L’Arabie saoudite et la Chine ont signé par le biais de leurs ministères de l’Éducation un protocole d’accord, prévoyant de fournir aux Saoudiens du matériel d’apprentissage de la langue chinoise ainsi que des instructeurs chinois chargés d’enseigner la langue et la littérature de leur pays dans les établissements scolaires publics.

Outre la formation des enseignants saoudiens à la langue et aux méthodes d’enseignement du chinois, le protocole d’accord prévoit de les initier à la culture chinoise via un programme de formation dispensé dans tous les établissements d’enseignement.

« Nous sommes tous conscients que la langue chinoise s’impose à l’échelle internationale. Cette tendance se retrouve également dans les pays développés, où les politiciens ne cachent pas leur fierté de voir leurs fils et leurs filles parler la langue chinoise », a affirmé Mohammed Assiri, professeur adjoint de droit commercial international à l’université du roi Abdelaziz.
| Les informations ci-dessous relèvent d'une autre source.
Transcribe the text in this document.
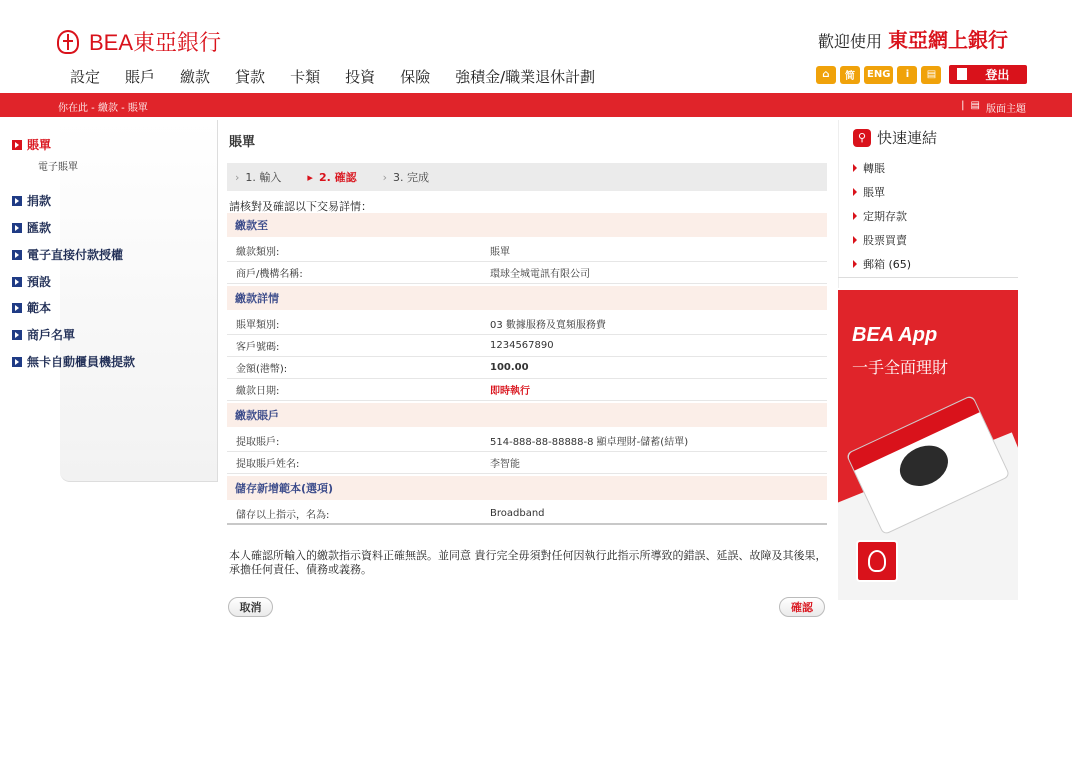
BEA東亞銀行	歡迎使用 東亞網上銀行
設定 賬戶 繳款 貸款 卡類 投資 保險 強積金/職業退休計劃	⌂	简	ENG	i	▤	登出
你在此 - 繳款 - 賬單	| ▤ 版面主題
賬單
電子賬單
捐款
匯款
電子直接付款授權
預設
範本
商戶名單
無卡自動櫃員機提款
賬單
› 1. 輸入 ▸ 2. 確認 › 3. 完成
請核對及確認以下交易詳情：
繳款至
繳款類別:	賬單
商戶/機構名稱:	環球全城電訊有限公司
繳款詳情
賬單類別:	03 數據服務及寬頻服務費
客戶號碼:	1234567890
金額(港幣):	100.00
繳款日期:	即時執行
繳款賬戶
提取賬戶:	514-888-88-88888-8 顯卓理財-儲蓄(結單)
提取賬戶姓名:	李智能
儲存新增範本(選項)
儲存以上指示，名為:	Broadband
本人確認所輸入的繳款指示資料正確無誤。並同意 貴行完全毋須對任何因執行此指示所導致的錯誤、延誤、故障及其後果，承擔任何責任、債務或義務。
取消	確認
⚲ 快速連結
轉賬
賬單
定期存款
股票買賣
郵箱 (65)
BEA App
一手全面理財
« Le chinois aura un impact considérable à l’avenir. En effet, le prince héritier, Mohammed ben Salmane, a décidé d’inclure la langue chinoise dans les programmes d’enseignement. Cette décision souligne l’importance de cette langue », a indiqué ce dernier à ArabNews.
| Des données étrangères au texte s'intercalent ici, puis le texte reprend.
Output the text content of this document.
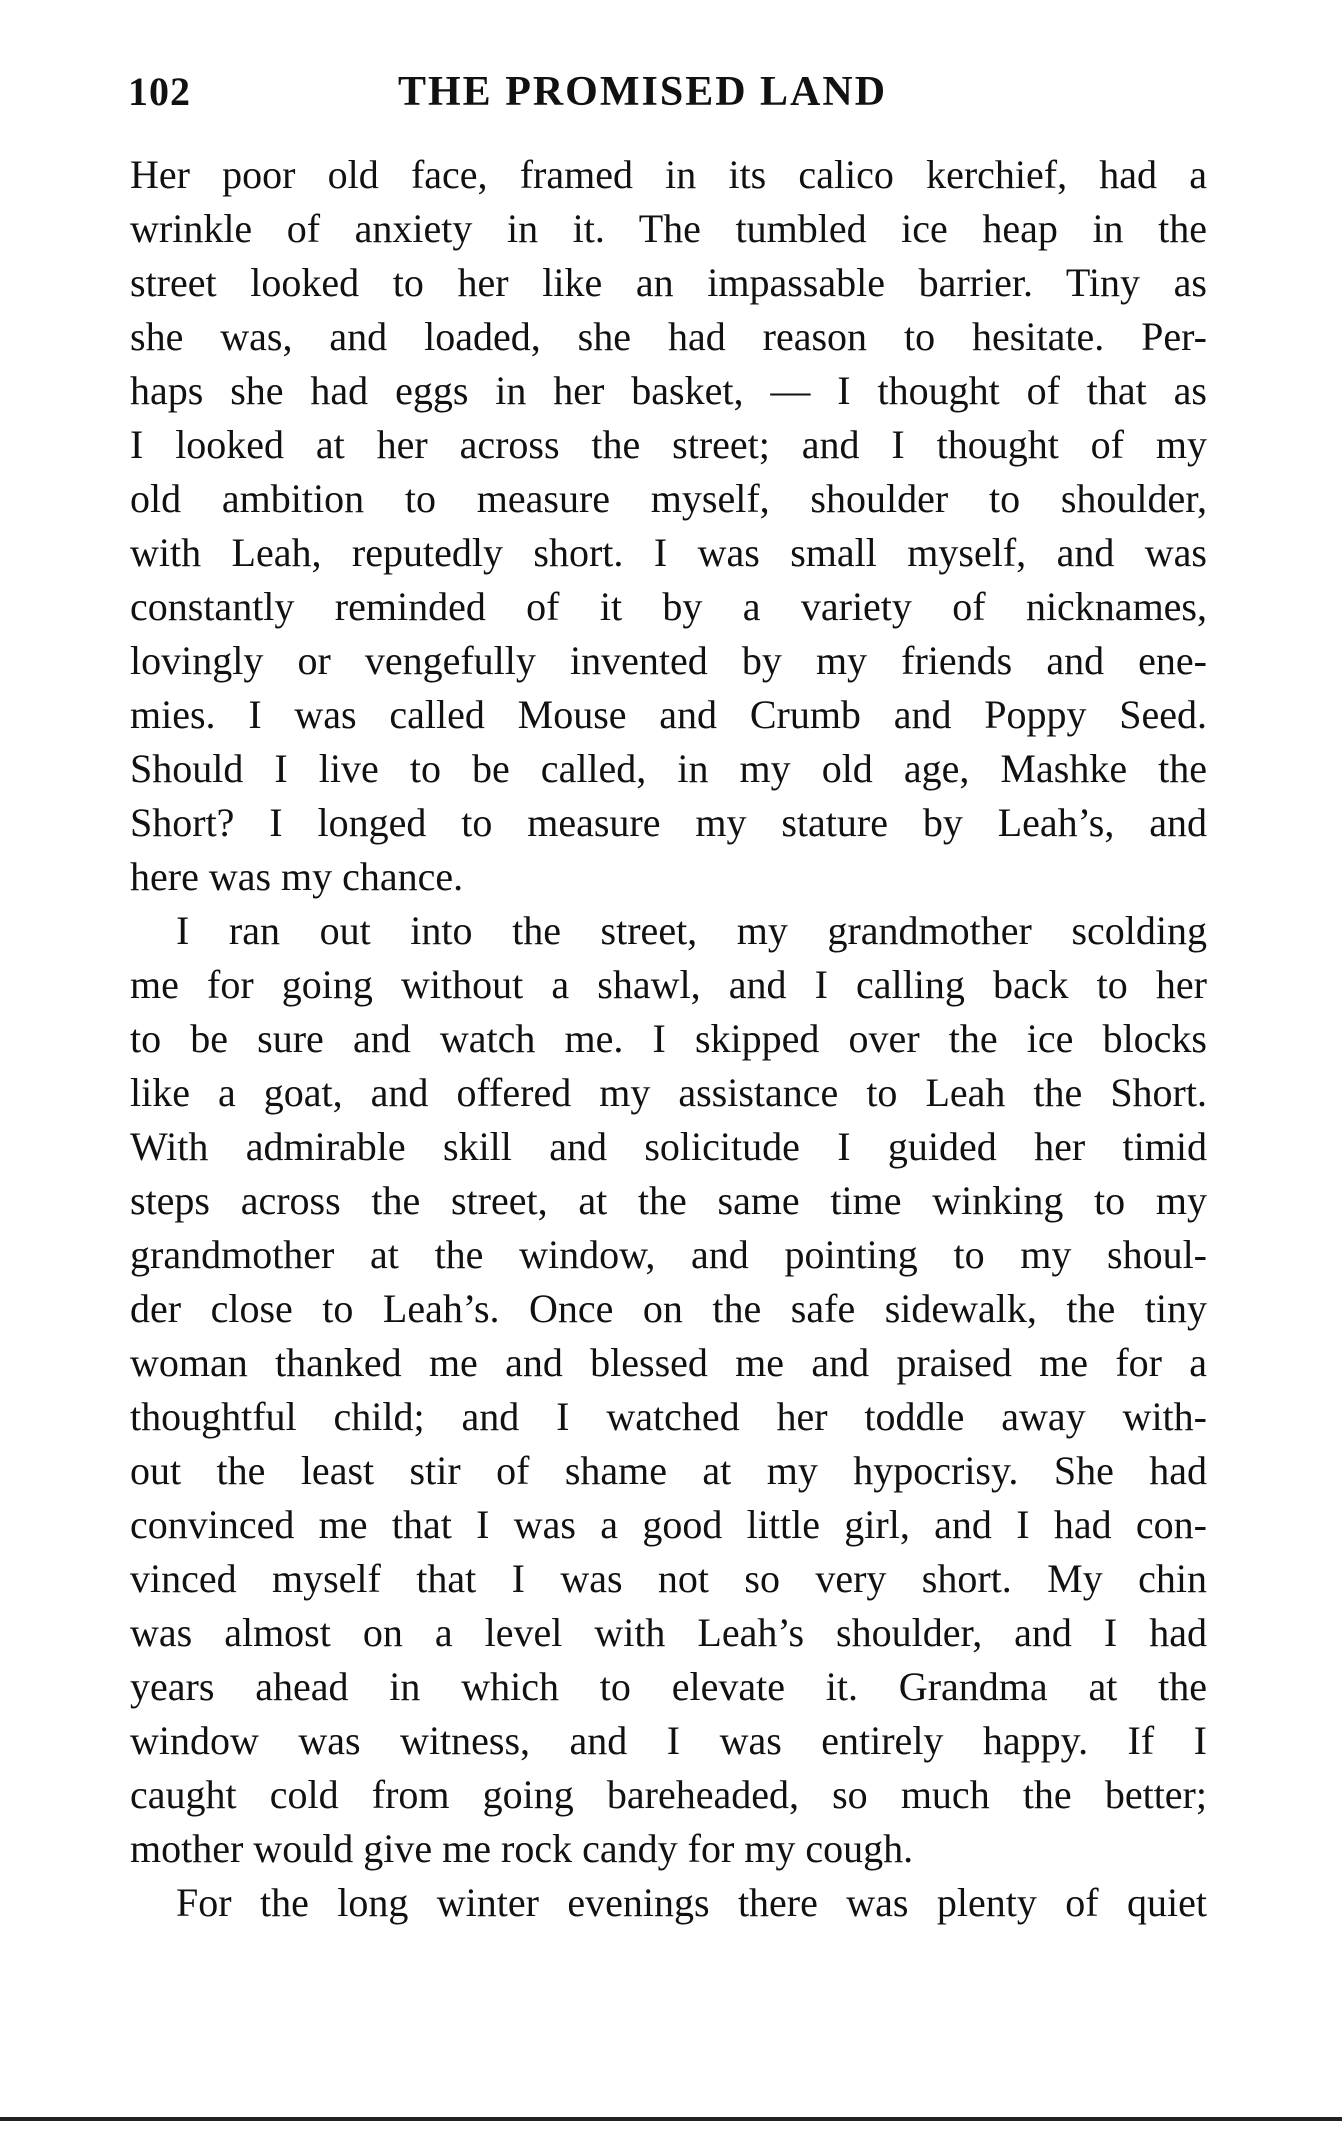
102	THE PROMISED LAND
Her poor old face, framed in its calico kerchief, had a
wrinkle of anxiety in it. The tumbled ice heap in the
street looked to her like an impassable barrier. Tiny as
she was, and loaded, she had reason to hesitate. Per-
haps she had eggs in her basket, — I thought of that as
I looked at her across the street; and I thought of my
old ambition to measure myself, shoulder to shoulder,
with Leah, reputedly short. I was small myself, and was
constantly reminded of it by a variety of nicknames,
lovingly or vengefully invented by my friends and ene-
mies. I was called Mouse and Crumb and Poppy Seed.
Should I live to be called, in my old age, Mashke the
Short? I longed to measure my stature by Leah’s, and
here was my chance.
I ran out into the street, my grandmother scolding
me for going without a shawl, and I calling back to her
to be sure and watch me. I skipped over the ice blocks
like a goat, and offered my assistance to Leah the Short.
With admirable skill and solicitude I guided her timid
steps across the street, at the same time winking to my
grandmother at the window, and pointing to my shoul-
der close to Leah’s. Once on the safe sidewalk, the tiny
woman thanked me and blessed me and praised me for a
thoughtful child; and I watched her toddle away with-
out the least stir of shame at my hypocrisy. She had
convinced me that I was a good little girl, and I had con-
vinced myself that I was not so very short. My chin
was almost on a level with Leah’s shoulder, and I had
years ahead in which to elevate it. Grandma at the
window was witness, and I was entirely happy. If I
caught cold from going bareheaded, so much the better;
mother would give me rock candy for my cough.
For the long winter evenings there was plenty of quiet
Mohammed Assiri est titulaire d’un doctorat de l’université des sciences politiques et du droit de Chine. Il a expliqué à Arab News que « l’apprentissage du chinois renforcera les relations ainsi que la coopération économique et commerciale entre les deux pays ».

« Le Royaume s’impose comme le premier partenaire commercial de la Chine en Asie occidentale et en Afrique. La Chine, quant à elle, est le plus grand importateur de pétrole saoudien. De nombreuses entreprises chinoises ont récemment afflué au Royaume. Elles y voient un environnement propice aux affaires, comme le veut la Vision 2030 du Royaume. L’apprentissage du chinois élargit donc les perspectives de coopération avec ces entreprises et améliore les connaissances et la communication culturelle entre les deux pays », souligne-t-il.

Il a expliqué que « le Royaume a investi dans son peuple. Il a envoyé ses citoyens en Chine pour apprendre le chinois et se spécialiser dans divers domaines. Le moment est venu de profiter du savoir-faire et des expériences que ces cadres transmettront à leurs concitoyens. Ils élaboreront par ailleurs une stratégie nationale destinée à enseigner le chinois avec l’appui des nouvelles technologies mondiales. Cette stratégie respectera en outre l’identité et la culture de l’Arabie saoudite, permettant ainsi d’obtenir les meilleurs résultats ».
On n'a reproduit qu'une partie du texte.